Шрифт:
Интервал:
Закладка:
Менкаура поворачивается ко мне, ощерившись.
– Молчать! Я не стану слушать твои бредни, Рассказчица!
– Я знаю… она была моложе меня… но позвольте объяснить…
Но я уже на полпути из зала, в коридоре, двери закрываются. Я снова провалилась.
Силы покидают меня тут же, тело висит в руках стражников. Тут же встаю снова, вырываясь изо всех сил.
Без толку.
Снова по коридорам. Сквозь внутренний двор.

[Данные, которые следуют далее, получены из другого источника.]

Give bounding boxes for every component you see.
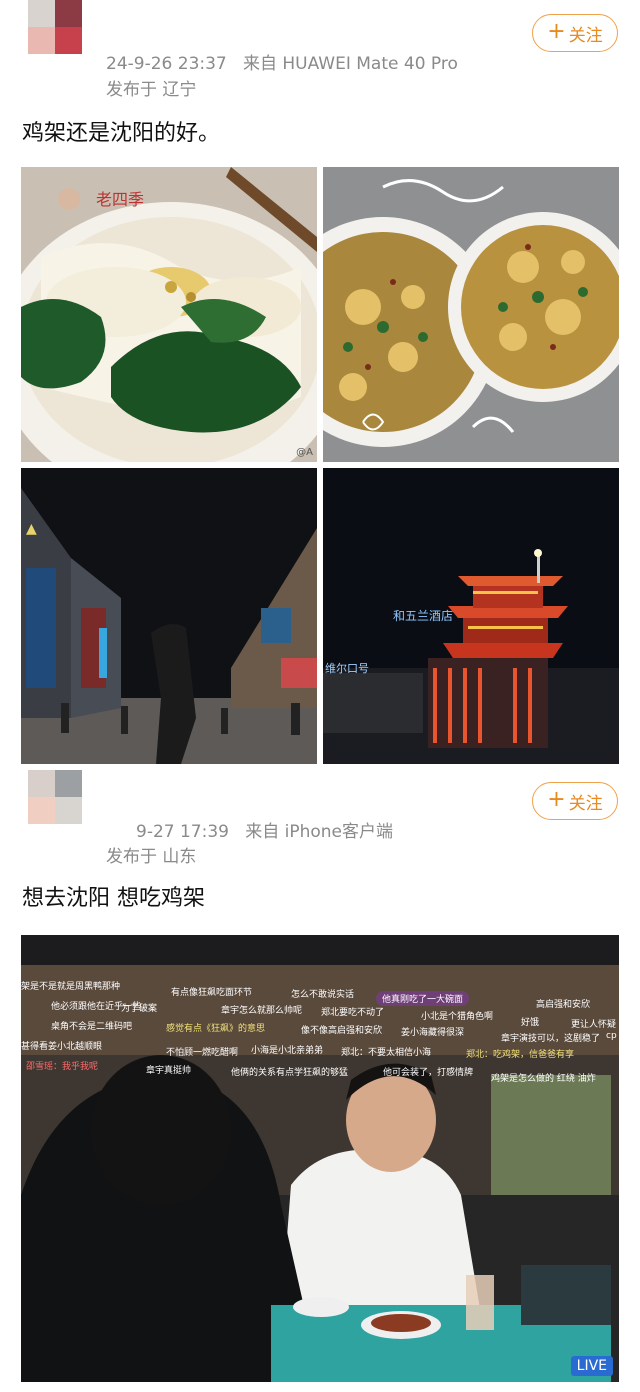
danmaku-comment: 郑北：吃鸡架，信爸爸有享: [466, 1050, 575, 1060]
danmaku-comment: 他可会装了，打感情牌: [383, 1068, 474, 1078]
post-text: 鸡架还是沈阳的好。: [22, 121, 221, 146]
photo-watermark: @A: [296, 447, 313, 458]
danmaku-comment: 他俩的关系有点学狂飙的够猛: [231, 1068, 349, 1078]
chicken-rack-illustration: [323, 167, 619, 462]
hotel-sign: 和五兰酒店: [393, 609, 453, 623]
danmaku-comment: 郑北要吃不动了: [321, 1008, 385, 1018]
follow-label: 关注: [568, 793, 603, 814]
danmaku-comment: cp: [606, 1031, 617, 1041]
post-source-prefix: 来自: [245, 822, 280, 842]
post-text: 想去沈阳 想吃鸡架: [22, 886, 205, 911]
follow-button[interactable]: + 关注: [532, 782, 618, 820]
danmaku-comment: 高启强和安欣: [536, 1000, 591, 1010]
danmaku-comment: 架是不是就是周黑鸭那种: [21, 982, 121, 992]
photo-gate-tower[interactable]: 和五兰酒店 维尔口号: [323, 468, 619, 764]
gate-tower-illustration: 和五兰酒店 维尔口号: [323, 468, 619, 764]
live-badge[interactable]: LIVE: [570, 1356, 613, 1376]
danmaku-comment: 感觉有点《狂飙》的意思: [166, 1024, 266, 1034]
post-meta-line: 9-27 17:39 来自 iPhone客户端: [136, 817, 393, 842]
danmaku-comment: 小北是个猎角色啊: [421, 1012, 494, 1022]
noodle-soup-illustration: 老四季: [21, 167, 317, 462]
danmaku-comment: 更让人怀疑: [571, 1020, 617, 1030]
post-time: 9-27 17:39: [136, 822, 229, 842]
danmaku-comment: 章宇演技可以，这剧稳了: [501, 1034, 601, 1044]
danmaku-comment: 鸡架是怎么做的 红绕 油炸: [491, 1074, 596, 1084]
night-street-illustration: ▲: [21, 468, 317, 764]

Я смотрю на белое небо, светлеющее к рассвету. Страх сначала камнем падает в живот, затем бежит по венам, как лава.
Еще один зал, затем сад, который я видела, кажется, миллион дней назад.
Все это очень нечестно. Бесполезная, тщетная затея. Будто я пробежала марафон под палящим солнцем, а финишная прямая исчезла за секунду до того, как я ее достигла.
Дурацкий Сад, подаривший надежду на встречу со мной – настоящей. Перед мысленным взором встают лица Элиота, Агаты Кристи, Баума и даже Садовника, их пустые обещания. Ложно заверяющие, что можно найти истину.
Видит Бог, я это позволила. Я разрешила им заставить меня пройти сквозь Сад, по мосту, оказалась в ужасной ситуации и скоро потеряю все.
В груди горит стыд за мою трусость. Слишком слаба, чтобы познать себя, слишком боязлива, чтобы отказаться.
Слишком хочется принадлежать чему-то.
Меня тащат сквозь невысокую стену к внешней дороге. Пирамиды смотрят на меня, Нил и пустыня на востоке разгораются розоватым огнем, все быстрее, слишком быстро.
И вот само солнце встает над горизонтом, заливает пустыню светом, поджигает позолоченные пирамиды.
Меня кидают на колени перед окровавленным камнем.
В спину упирается нога, толкая меня вперед. Подбородком бьюсь о камень, мои глаза останавливаются на крови с последней казни.
Стражник делает глубокий вдох.
Я тоже дышу, вдыхаю шок и смелость.
Лезвие со свистом рассекает воздух.
И – темнота.
Глава 39
Единственные слова, которыми я мог описать Природу, – это термины из сказок: «очарование», «заклинание», «колдовство»… Дерево дает плоды, потому что это волшебное дерево.
Г. К. Честертон
Темнота.
Холодно и мокро.
Дрожу.
Для рая слишком темно. Для ада – слишком холодно.
Я мертва, но в сознании.
Рука к груди – дышу. Пальцами по шее – сухо. Значит, мокро не потому, что я в крови. Влажный холод проникает в мое тело с земли.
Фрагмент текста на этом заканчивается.